Page 1 of 1

### Inplace matrix multiplication in BLAS level 3

Posted: Sun Jan 01, 2017 7:22 pm
I have a large B matrix of size 10Million x 1000 and I want to compute the result of its multiplication with a square 1000 by 1000 matrix in place. Currently the level 3 blas provides the *trmm functions which allow us to overwrite the input matrix during multiplication i.e. B := alpha*op( A )*B , where A must be triangular.
but there is no such level 3 functionality when the input matrix is a general square matrix instead of triangular.

Now to do my inplace matrix multiplication, I can either do 10Million level 2 BLAS calls to matrix vector multiplication, or
I can do a LU decomposition of A and then two level 3 BLAS calls to trmm. I was interested in discussing if there was a third solution that I had overlooked.

### Re: Inplace matrix multiplication in BLAS level 3

Posted: Mon Jan 02, 2017 7:13 am
Hello.

Indeed, there is `no way` to do in-place matrix-matrix multiplication of the type A = A * B with A m-by-n and B n-by-n (for example) using a transformation (reordering of operations) of the standard algorithm.

If you are trying to minimize the memory requirement and use a transformation (reordering of operations) of the standard algorithm, then the best you can do is use the row-version of matrix-matrix multiplication ( for i=1:m, A(i,1:n) = A(i,1:n)*B(1:n,1:n); end; ) This requires a buffer of size n and regular copies from buffer to matrix and this can be done using GEMV. (As you wrote.)

Indeed another way to do in-place matrix-matrix multiplication is to do an LU factorization of B and then rely on the fact that TRMM can be done (and is done) in place. So a factorization of the type B=B1*B2 with B1 and B2 triangular and then A = ( A * B1 ) * B2. As far as stability, clearly we will want to use pivoting during the LU factorization and this is not a problem. We can also use a QR factorization and then rely on ORMQR (which can be done, and is done, in place) and TRMM.
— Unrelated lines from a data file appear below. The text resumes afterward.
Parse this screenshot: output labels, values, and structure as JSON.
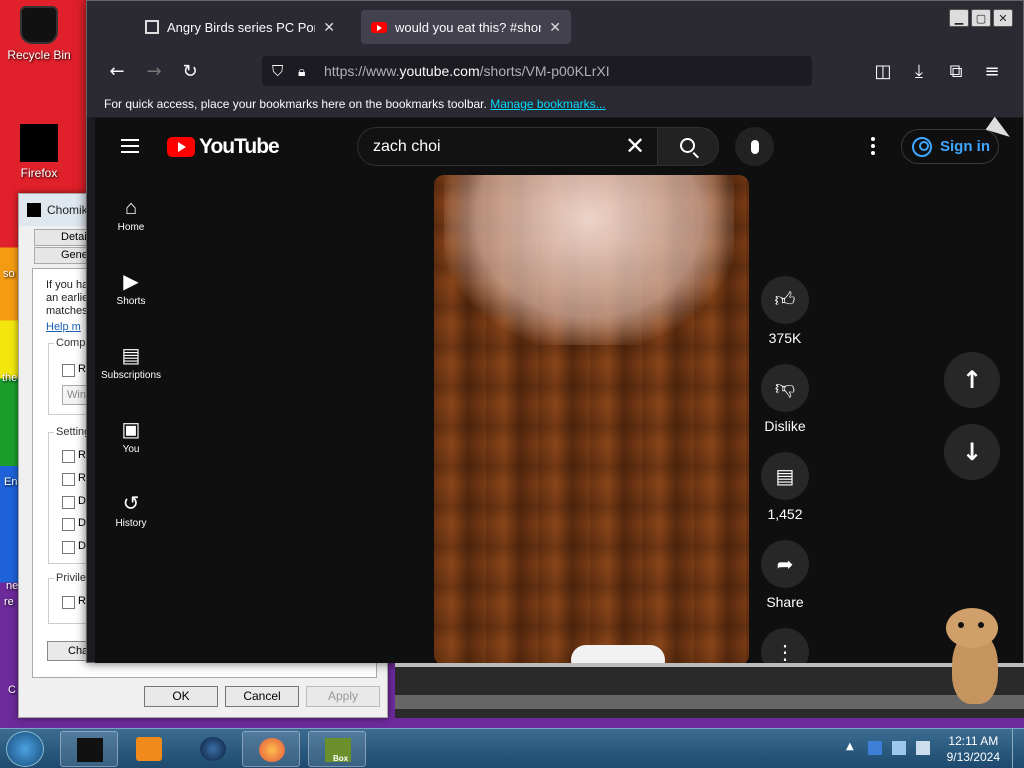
{
  "desktop": {
    "icons": [
      {
        "label": "Recycle Bin"
      },
      {
        "label": "Firefox"
      }
    ],
    "side_labels": [
      "so",
      "the",
      "En",
      "ne",
      "re",
      "C"
    ]
  },
  "dialog": {
    "title": "Chomik",
    "tabs": [
      "Details",
      "General"
    ],
    "text_lines": [
      "If you ha",
      "an earlie",
      "matches"
    ],
    "help_link": "Help m",
    "groups": {
      "compat": "Compa",
      "settings": "Setting",
      "privilege": "Privileg"
    },
    "select_value": "Win",
    "change_button": "Cha",
    "checkbox_labels": [
      "R",
      "R",
      "R",
      "D",
      "D",
      "D",
      "R"
    ],
    "buttons": {
      "ok": "OK",
      "cancel": "Cancel",
      "apply": "Apply"
    }
  },
  "browser": {
    "tabs": [
      {
        "label": "Angry Birds series PC Ports : Ro"
      },
      {
        "label": "would you eat this? #shorts - Y"
      }
    ],
    "url": {
      "prefix": "https://www.",
      "domain": "youtube.com",
      "path": "/shorts/VM-p00KLrXI"
    },
    "bookmarks_text": "For quick access, place your bookmarks here on the bookmarks toolbar.",
    "bookmarks_link": "Manage bookmarks..."
  },
  "youtube": {
    "logo_text": "YouTube",
    "search_value": "zach choi",
    "sign_in": "Sign in",
    "sidebar": [
      {
        "label": "Home",
        "icon": "home-icon"
      },
      {
        "label": "Shorts",
        "icon": "shorts-icon"
      },
      {
        "label": "Subscriptions",
        "icon": "subscriptions-icon"
      },
      {
        "label": "You",
        "icon": "you-icon"
      },
      {
        "label": "History",
        "icon": "history-icon"
      }
    ],
    "actions": {
      "like_count": "375K",
      "dislike": "Dislike",
      "comment_count": "1,452",
      "share": "Share"
    }
  },
  "taskbar": {
    "time": "12:11 AM",
    "date": "9/13/2024",
    "box_label": "Box"
  }
}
Note that as far as stability goes, this kind of algorithm is normwise stable, as opposed to componentwise stable for matrix-matrix multiplication. So it is less stable than the standard algorithm. (Kind of the same `weakness` as Strassen's algorithm has for example.)

Note that B will either have to be overwritten by L and U, or we will need a buffer of size n^2 for B (in general n is not too big so not a big deal), or we can consider overwrite by L and U and reconstruct in-place in output (which sounds complicated and an overkill but possible with something like LAUUM).

I do not know many references for doing an LU factorization for enabling in-place matrix-matrix multiplication. One reference is my PhD thesis. . See Section 2.4.3 (The LU–matrix–matrix product) on page 111. Let me know if there is a better reference.

Best wishes,
Julien.